I woke up today to this post over on A Forest Door. (Okay, I lied; I woke up to dishes and then read the post.) I brought up the posts linked to, which can be found here and here, and settled in to read before work.
I knew going in I would disagree – I’m a pop culture guy, a fangirl, the kind of boy who grew up on fanfic. I’ve got geekery all over my practices. I thread my religious ideas into my fanfiction. I skip back and forth, teeter and watch and wait to see if something useful will bloom. I like drawing connections and asking questions. I like finding that story that makes everything click into place.
I also know I’m a bit odd. I don’t just follow a historical path, though my practice with Antinous isn’t pop culture-y. (Actually, it’s rather ‘tame’, since the gods are historical and my practice is a very clear devotional relationship and it doesn’t seem that will change. Not much there for people to get up in arms about. If I talked strictly about that, my blog would be a lot calmer. Antinous makes me calm. My practice with him brings me joy.) I have my devotional relationship with Antinous and friends.
And then I have the new gods I worship. The Four Gods and their related spirits, gods I would sometimes very much like to shut off because they’ve brought more frustration into my life than I ever thought they could, but, hey, they’re gods, this is real to me, and I’m honestly glad I’m stuck with them. I’m glad to have encountered the spirits I have and to be challenged every day.
Then there is my very playful and meditative practice with various fandoms. Most of the time that practice is meditative, focused on internal work, crafting myself into a better tool for the gods and spirits through lessons and ideas that can be presented in fandom and fiction.
Most of the time. Except when a spirit adopts a face I know, or when a phrase keeps being brought up because it’s an accurate name for certain spirit phenomena, or when weird stuff just happens and it’s more offensive to tell a spirit, “You’re not real,” than it is to work with them on their terms.
But you know, reading through the posts I linked to, what really got me was the superiority. Oh, I’m just not brave enough to really give my life over to the spirits, that’s why I involve fiction and fandom into my path. Obviously I’m just not strong enough or smart enough or dedicated enough to my real super real really real real spirits. I mean, let’s ignore that I do work with spirits and gods; there’s this super weird, strange practice that I have that totally makes me ridiculous and means I’m ‘playing pretend’.
Yeah, that’s nice, but I actually have a practice to go do – you know, one with your ‘real’ ‘legitimate’ spirits and, surprise, my own, which sometimes draw on pop culture!
There is this weird – really weird, mind-baffling even – phenomenon where I can’t control what the spirits do, and sometimes what they do is appear to me in masks.

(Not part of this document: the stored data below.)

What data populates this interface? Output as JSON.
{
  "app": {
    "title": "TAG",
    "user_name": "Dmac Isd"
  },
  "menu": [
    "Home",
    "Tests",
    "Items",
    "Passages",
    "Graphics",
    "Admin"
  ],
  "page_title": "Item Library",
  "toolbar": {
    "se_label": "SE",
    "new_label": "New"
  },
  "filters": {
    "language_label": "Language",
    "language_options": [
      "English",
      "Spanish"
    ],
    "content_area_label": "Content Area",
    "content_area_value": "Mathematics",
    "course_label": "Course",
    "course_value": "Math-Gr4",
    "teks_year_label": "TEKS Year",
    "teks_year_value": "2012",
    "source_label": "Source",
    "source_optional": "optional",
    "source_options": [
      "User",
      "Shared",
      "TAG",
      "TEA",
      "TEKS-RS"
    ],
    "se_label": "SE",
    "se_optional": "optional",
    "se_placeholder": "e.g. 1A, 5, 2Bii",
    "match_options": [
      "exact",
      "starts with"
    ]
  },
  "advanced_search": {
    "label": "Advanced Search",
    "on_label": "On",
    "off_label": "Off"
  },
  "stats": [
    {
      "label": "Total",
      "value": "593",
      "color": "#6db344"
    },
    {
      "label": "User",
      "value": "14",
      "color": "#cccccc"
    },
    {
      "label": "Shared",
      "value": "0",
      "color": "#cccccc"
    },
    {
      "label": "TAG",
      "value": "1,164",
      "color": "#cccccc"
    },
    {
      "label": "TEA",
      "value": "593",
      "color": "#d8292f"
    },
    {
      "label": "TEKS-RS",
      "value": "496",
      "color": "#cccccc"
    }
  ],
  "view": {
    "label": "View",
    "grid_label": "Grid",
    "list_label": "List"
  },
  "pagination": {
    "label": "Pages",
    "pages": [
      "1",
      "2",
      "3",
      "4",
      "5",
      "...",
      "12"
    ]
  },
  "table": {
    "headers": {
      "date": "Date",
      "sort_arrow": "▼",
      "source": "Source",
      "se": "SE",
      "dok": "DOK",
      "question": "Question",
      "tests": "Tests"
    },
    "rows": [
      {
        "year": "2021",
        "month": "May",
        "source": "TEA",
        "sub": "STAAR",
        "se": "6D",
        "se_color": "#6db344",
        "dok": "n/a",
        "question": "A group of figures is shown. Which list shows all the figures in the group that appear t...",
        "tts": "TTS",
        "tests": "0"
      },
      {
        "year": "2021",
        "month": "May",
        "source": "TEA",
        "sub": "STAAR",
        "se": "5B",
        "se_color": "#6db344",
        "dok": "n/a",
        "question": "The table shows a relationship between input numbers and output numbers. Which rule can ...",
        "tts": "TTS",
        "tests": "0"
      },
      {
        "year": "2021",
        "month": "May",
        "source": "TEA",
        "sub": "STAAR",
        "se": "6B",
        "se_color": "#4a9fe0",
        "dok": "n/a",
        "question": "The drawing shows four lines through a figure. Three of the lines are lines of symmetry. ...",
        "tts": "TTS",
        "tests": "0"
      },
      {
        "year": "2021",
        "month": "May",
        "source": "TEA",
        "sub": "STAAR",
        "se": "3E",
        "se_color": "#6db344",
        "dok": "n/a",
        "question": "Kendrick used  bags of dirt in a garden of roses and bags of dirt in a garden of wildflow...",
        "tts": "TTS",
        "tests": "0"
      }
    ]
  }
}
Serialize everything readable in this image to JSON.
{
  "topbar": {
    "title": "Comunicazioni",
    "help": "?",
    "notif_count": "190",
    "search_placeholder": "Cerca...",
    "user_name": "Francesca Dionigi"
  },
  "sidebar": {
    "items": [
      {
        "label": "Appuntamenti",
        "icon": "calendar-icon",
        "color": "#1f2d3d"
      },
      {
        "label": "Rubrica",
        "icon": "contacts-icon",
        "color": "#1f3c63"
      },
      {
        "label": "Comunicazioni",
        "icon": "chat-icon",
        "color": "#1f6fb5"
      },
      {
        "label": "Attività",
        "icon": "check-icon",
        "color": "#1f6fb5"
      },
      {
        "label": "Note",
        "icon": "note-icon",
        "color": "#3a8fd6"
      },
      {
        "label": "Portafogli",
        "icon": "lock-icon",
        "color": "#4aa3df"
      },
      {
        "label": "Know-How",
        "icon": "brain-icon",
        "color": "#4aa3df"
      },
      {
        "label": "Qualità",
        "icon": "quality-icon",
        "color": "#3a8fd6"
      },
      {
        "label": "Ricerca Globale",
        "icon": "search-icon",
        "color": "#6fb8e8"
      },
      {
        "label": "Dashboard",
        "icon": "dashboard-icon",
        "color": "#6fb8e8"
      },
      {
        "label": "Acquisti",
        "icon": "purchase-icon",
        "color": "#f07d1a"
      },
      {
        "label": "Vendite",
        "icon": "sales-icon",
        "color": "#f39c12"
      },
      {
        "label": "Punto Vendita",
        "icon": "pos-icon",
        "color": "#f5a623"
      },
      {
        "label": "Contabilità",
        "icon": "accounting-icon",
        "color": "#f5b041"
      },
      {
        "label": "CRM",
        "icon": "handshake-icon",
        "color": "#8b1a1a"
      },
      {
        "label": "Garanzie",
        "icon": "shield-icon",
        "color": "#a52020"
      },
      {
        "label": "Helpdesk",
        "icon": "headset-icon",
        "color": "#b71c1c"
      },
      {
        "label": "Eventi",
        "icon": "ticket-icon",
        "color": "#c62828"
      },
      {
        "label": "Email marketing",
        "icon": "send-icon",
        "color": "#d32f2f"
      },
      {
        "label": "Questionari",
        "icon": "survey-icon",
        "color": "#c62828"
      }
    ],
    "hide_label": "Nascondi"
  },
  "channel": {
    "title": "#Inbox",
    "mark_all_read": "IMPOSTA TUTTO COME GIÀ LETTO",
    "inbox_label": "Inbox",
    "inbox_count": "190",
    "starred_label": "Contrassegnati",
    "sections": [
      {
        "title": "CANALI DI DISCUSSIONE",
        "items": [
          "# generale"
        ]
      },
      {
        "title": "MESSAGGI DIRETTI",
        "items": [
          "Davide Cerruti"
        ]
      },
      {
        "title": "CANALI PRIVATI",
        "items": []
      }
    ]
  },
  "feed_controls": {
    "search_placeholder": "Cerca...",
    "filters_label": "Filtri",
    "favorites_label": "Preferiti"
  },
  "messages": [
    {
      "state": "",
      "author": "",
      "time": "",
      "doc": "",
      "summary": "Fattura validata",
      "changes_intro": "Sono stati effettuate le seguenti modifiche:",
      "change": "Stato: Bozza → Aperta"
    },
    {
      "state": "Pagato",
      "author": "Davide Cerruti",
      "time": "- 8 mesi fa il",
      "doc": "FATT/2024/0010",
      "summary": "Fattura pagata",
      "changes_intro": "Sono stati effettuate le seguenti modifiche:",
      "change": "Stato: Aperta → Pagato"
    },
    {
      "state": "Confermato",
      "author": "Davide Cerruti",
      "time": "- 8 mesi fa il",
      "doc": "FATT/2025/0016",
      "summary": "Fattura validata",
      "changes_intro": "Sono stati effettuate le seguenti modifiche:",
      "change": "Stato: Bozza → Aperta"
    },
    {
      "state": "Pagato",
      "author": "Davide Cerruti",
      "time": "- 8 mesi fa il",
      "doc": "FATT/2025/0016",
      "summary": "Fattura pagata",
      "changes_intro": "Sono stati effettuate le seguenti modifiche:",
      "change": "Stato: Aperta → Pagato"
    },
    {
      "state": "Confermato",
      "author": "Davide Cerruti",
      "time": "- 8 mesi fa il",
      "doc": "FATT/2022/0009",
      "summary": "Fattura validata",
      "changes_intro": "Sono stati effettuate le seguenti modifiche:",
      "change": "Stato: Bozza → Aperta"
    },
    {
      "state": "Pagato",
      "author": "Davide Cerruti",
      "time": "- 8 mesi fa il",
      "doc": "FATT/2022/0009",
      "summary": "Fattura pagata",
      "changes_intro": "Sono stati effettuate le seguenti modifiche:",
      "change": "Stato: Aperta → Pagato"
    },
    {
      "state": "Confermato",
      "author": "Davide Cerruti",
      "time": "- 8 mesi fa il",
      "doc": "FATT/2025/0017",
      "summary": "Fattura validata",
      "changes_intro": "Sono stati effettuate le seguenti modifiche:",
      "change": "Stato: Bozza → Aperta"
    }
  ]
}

I probably don’t get the whole super offended thing because I’m not a Hellenic polytheist. Heck, I’m not all that concerned with historical messes. I’m basically over here in my corner with my new gods, tinkering with my new spirits, learning a listening ear to them and doing my best to serve. There really is a lot I want to address in the posts that were written – how fictional characters can’t do anything real (heal us and such), how cinema isn’t an experience, so on and so forth – but then…I decided to think it over a bit longer.
Cause this is a subject that deserves a lot more words and a lot more focus than I can give today.
(But I’d love to hear more about how I’m not a ~true believer~ because I think spirits change and grow and are born in a variety of ways, I really would.)
Edit: Actually, I have to add, I’m really weirded out that people who gladly talk to me about my new gods are fawning over these latest posts. Clearly there is a lack of respect for me and what I do – which is fine, but I prefer knowing that upfront rather than finding out later after dialoging with someone.